Abstract
Background
Humans have wandered this planet for hundreds of thousands of years, yet in the last 160 years we have dramatically disrupted planetary systems upon which we depend. Humanity has polluted the oceans, rivers, air and soils. Our persistent burning of fossil fuels to power opulent lifestyles is now perilously close to permanently disrupting global climatic systems.
Problem
It is clear. The problem is us. Australia's summer of horrors provides a terrifying glimpse into our collective future. This rich and exquisitely advantaged nation has voted for governments that have ignored fragile ecosystems, dismantled environmental protection laws, ignored climate science and expanded its fossil fuel exploration, extraction, consumption and exportation. It has systematically silenced science, ignored its duty of care to protect its present and future citizenry.
Evidence
The 2019-2020 summer brought unprecedented disasters to a country familiar with disasters. After the hottest and driest year on record came the world's largest bushfire, which started in winter, and burned uncontainable for 7 months across 5 states. Billions of animals perished, thousands of homes & businesses destroyed, 33 people burned alive. Continental-wide temperatures of 42oC. Smoke levels exceeded hazardous levels by a factor of 25, lingered 6weeks in the national capital, circumnavigated the southern hemisphere. 80% of Australians were affected by the fires in some way, and the nation fell into a deep grief.
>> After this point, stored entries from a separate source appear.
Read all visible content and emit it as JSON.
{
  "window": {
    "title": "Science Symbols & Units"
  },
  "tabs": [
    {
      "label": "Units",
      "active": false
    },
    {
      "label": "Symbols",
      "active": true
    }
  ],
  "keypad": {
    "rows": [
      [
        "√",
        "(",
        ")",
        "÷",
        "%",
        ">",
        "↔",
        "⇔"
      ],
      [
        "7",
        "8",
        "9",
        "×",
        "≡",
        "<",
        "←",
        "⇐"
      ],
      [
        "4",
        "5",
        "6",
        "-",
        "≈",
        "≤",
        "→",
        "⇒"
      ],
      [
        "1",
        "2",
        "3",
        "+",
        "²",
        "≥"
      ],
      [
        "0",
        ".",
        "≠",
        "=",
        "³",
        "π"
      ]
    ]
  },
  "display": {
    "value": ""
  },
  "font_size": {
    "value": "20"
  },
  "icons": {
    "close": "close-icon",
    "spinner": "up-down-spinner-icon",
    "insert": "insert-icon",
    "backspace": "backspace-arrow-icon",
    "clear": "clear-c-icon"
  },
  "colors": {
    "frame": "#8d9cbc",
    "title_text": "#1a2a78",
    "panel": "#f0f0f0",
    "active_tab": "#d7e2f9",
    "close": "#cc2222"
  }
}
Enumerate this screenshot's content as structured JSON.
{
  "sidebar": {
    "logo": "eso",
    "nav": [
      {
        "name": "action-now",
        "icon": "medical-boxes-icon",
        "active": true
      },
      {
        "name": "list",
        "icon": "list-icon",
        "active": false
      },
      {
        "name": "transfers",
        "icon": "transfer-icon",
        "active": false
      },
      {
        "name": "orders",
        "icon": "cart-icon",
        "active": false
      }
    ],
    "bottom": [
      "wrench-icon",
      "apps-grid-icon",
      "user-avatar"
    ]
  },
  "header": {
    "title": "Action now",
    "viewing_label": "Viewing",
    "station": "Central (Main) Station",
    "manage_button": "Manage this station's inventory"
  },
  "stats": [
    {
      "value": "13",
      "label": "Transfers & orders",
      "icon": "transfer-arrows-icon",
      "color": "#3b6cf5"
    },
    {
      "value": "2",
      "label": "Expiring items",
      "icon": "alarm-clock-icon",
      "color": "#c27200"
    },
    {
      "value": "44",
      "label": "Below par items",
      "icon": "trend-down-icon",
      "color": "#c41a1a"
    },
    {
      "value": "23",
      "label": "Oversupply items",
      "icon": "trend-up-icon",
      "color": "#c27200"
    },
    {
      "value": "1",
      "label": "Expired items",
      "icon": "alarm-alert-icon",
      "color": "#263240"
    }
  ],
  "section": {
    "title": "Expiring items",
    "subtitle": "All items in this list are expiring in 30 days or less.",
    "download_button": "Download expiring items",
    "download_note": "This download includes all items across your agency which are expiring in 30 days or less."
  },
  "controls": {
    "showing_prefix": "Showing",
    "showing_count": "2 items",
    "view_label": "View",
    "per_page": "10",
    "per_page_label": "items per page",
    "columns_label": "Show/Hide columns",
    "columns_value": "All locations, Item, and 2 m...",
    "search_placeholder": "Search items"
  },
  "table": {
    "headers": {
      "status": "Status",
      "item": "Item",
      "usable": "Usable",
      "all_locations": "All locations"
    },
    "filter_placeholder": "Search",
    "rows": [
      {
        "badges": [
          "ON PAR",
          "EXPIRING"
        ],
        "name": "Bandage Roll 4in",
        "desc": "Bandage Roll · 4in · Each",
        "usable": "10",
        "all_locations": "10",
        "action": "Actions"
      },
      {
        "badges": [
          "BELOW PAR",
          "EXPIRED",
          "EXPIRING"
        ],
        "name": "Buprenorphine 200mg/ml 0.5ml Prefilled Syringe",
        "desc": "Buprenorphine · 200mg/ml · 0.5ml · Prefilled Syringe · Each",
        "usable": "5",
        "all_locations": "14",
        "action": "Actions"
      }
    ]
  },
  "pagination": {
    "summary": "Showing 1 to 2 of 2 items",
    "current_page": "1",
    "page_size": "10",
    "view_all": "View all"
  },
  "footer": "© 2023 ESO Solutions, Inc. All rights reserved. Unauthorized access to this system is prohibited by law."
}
The public health challenge
As the world faces new climate regimes, the associated health challenges are elevating to unheralded and unforeseen levels. Public health preparedness for past situations will inevitably fail. Events are no longer singular, short lived or readily managed. Today's events are multifaceted, expansive and protracted. Their sheer magnitude and scale prevent response activities, interrupt transport and supply chains and shut down power and communications.
Key messages
Unfettered human development has degraded planetary systems upon which humanity depends for survival and flourishing. Climate change is disrupting all our key environmental determinants of health. Environmental degradation and climate change now present a rapidly intensifying health emergency. Australia’s summer of disasters demonstrates we need an explosion of public health preparedness.